在 Tensorflow federated 中工作时遇到“学习属性”错误

问题描述 投票:0回答:1

我正在使用 NBIOT 数据集,其中我仅选择了良性、mirai 和 gagfyt 攻击的 Provision_PT_737E_Security_Camera 数据集。

错误是:

AttributeError          Traceback (most recent call last)
<ipython-input-78-ca197d89c56d> in <cell line: 1>()
----> 1 train_metrics = evaluation(metrics.state, federated_train_data)

AttributeError: 'collections.OrderedDict' object has no attribute 'state'

我的做法正确吗?或者如何改进我正在做的事情?

!pip install tensorflow-federated

import numpy as np
import pandas as pd

from google.colab import drive
drive.mount('/content/drive')

import os

benign_df = pd.read_csv('/content/drive/MyDrive/Collab Input dataset/5.benign.csv')
g_c_df = pd.read_csv('/content/drive/MyDrive/Collab Input dataset/5.gafgyt.combo.csv')
g_j_df = pd.read_csv('/content/drive/MyDrive/Collab Input dataset/5.gafgyt.junk.csv')
g_s_df = pd.read_csv('/content/drive/MyDrive/Collab Input dataset/5.gafgyt.scan.csv')
g_t_df = pd.read_csv('/content/drive/MyDrive/Collab Input dataset/5.gafgyt.tcp.csv')
g_u_df = pd.read_csv('/content/drive/MyDrive/Collab Input dataset/5.gafgyt.udp.csv')
m_a_df = pd.read_csv('/content/drive/MyDrive/Collab Input dataset/5.mirai.ack.csv')
m_sc_df = pd.read_csv('/content/drive/MyDrive/Collab Input dataset/5.mirai.scan.csv')
m_sy_df = pd.read_csv('/content/drive/MyDrive/Collab Input dataset/5.mirai.syn.csv')
m_u_df = pd.read_csv('/content/drive/MyDrive/Collab Input dataset/5.mirai.udp.csv')
m_u_p_df = pd.read_csv('/content/drive/MyDrive/Collab Input dataset/5.mirai.udpplain.csv')

benign_df['type'] = 'benign'
m_u_df['type'] = 'mirai_udp'
g_c_df['type'] = 'gafgyt_combo'
g_j_df['type'] = 'gafgyt_junk'
g_s_df['type'] = 'gafgyt_scan'
g_t_df['type'] = 'gafgyt_tcp'
g_u_df['type'] = 'gafgyt_udp'
m_a_df['type'] = 'mirai_ack'
m_sc_df['type'] = 'mirai_scan'
m_sy_df['type'] = 'mirai_syn'
m_u_p_df['type'] = 'mirai_udpplain'

df = pd.concat([benign_df, m_u_df, g_c_df,
                g_j_df, g_s_df, g_t_df,
                g_u_df, m_a_df, m_sc_df,
                m_sy_df, m_u_p_df],
                axis=0, sort=False, ignore_index=True)

df["type"].value_counts()


from matplotlib import pyplot as plt

plt.title("Class Distribution")
df.groupby("type").size().plot(kind='pie', autopct='%.2f', figsize=(20,10))

df.info()

df = df.sample(frac=1).reset_index(drop=True)

df.head()

import random

num_client = 4

df["client"] = ["client_{}".format(random.randint(1, num_client)) for _ in range(df.shape[0])]

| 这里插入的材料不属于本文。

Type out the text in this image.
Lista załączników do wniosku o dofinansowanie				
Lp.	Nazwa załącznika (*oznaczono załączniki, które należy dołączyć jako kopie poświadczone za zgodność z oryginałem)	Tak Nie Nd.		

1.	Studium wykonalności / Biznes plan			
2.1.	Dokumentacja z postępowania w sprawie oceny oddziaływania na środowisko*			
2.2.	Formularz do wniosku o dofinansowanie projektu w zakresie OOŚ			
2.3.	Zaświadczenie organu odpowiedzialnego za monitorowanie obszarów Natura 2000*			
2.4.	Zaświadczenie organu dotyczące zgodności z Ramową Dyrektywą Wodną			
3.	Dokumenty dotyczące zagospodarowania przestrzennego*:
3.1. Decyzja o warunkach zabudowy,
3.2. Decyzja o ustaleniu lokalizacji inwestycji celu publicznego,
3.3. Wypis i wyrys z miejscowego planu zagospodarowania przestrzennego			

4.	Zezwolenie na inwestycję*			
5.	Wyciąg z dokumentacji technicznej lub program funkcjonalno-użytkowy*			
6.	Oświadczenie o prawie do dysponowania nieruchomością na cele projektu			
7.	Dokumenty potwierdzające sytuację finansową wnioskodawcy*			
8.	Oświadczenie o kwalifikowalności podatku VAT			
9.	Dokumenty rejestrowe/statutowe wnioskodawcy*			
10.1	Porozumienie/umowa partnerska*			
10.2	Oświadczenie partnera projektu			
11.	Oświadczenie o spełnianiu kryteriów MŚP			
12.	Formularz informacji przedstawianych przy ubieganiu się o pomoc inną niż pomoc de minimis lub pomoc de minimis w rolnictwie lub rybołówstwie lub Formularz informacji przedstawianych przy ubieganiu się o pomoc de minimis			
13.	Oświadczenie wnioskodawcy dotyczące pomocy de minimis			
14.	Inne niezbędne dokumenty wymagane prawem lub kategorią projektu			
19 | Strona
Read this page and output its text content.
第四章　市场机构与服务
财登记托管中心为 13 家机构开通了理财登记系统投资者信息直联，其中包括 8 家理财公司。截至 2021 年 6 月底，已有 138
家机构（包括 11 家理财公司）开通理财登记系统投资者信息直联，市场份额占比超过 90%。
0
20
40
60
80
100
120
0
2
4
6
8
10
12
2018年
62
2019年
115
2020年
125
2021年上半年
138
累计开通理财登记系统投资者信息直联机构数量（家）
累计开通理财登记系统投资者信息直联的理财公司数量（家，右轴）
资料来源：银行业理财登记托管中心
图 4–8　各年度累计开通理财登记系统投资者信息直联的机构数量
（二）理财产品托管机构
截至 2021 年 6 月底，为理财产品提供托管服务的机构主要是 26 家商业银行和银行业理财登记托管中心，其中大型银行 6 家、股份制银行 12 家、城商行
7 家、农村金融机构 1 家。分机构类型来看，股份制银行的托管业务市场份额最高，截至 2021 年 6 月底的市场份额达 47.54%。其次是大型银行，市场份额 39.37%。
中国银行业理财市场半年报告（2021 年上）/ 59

from sklearn.model_selection import train_test_split

train_df, test_df = train_test_split(df, test_size=0.2, random_state=42, stratify=df["type"])

features = list(train_df.columns)
features.remove("type")
features.remove("client")


from sklearn.preprocessing import LabelEncoder

label_encoder = LabelEncoder()
train_df["type"] = label_encoder.fit_transform(train_df["type"])
test_df["type"] = label_encoder.transform(test_df["type"])

from sklearn.preprocessing import MinMaxScaler

scaler = MinMaxScaler()
train_df[features] = scaler.fit_transform(train_df[features])
test_df[features] = scaler.transform(test_df[features])

train_df[features] = train_df[features].astype("float32")
test_df[features] = test_df[features].astype("float32")

train_df["type"] = train_df["type"].astype("int32")
test_df["type"] = test_df["type"].astype("int32")

import nest_asyncio
nest_asyncio.apply()

%load_ext tensorboard

import collections

import numpy as np
import tensorflow as tf
import tensorflow_federated as tff

np.random.seed(0)

tff.federated_computation(lambda: 'Hello, World!')()

client_id_colname = 'client'

client_ids = df[client_id_colname].unique()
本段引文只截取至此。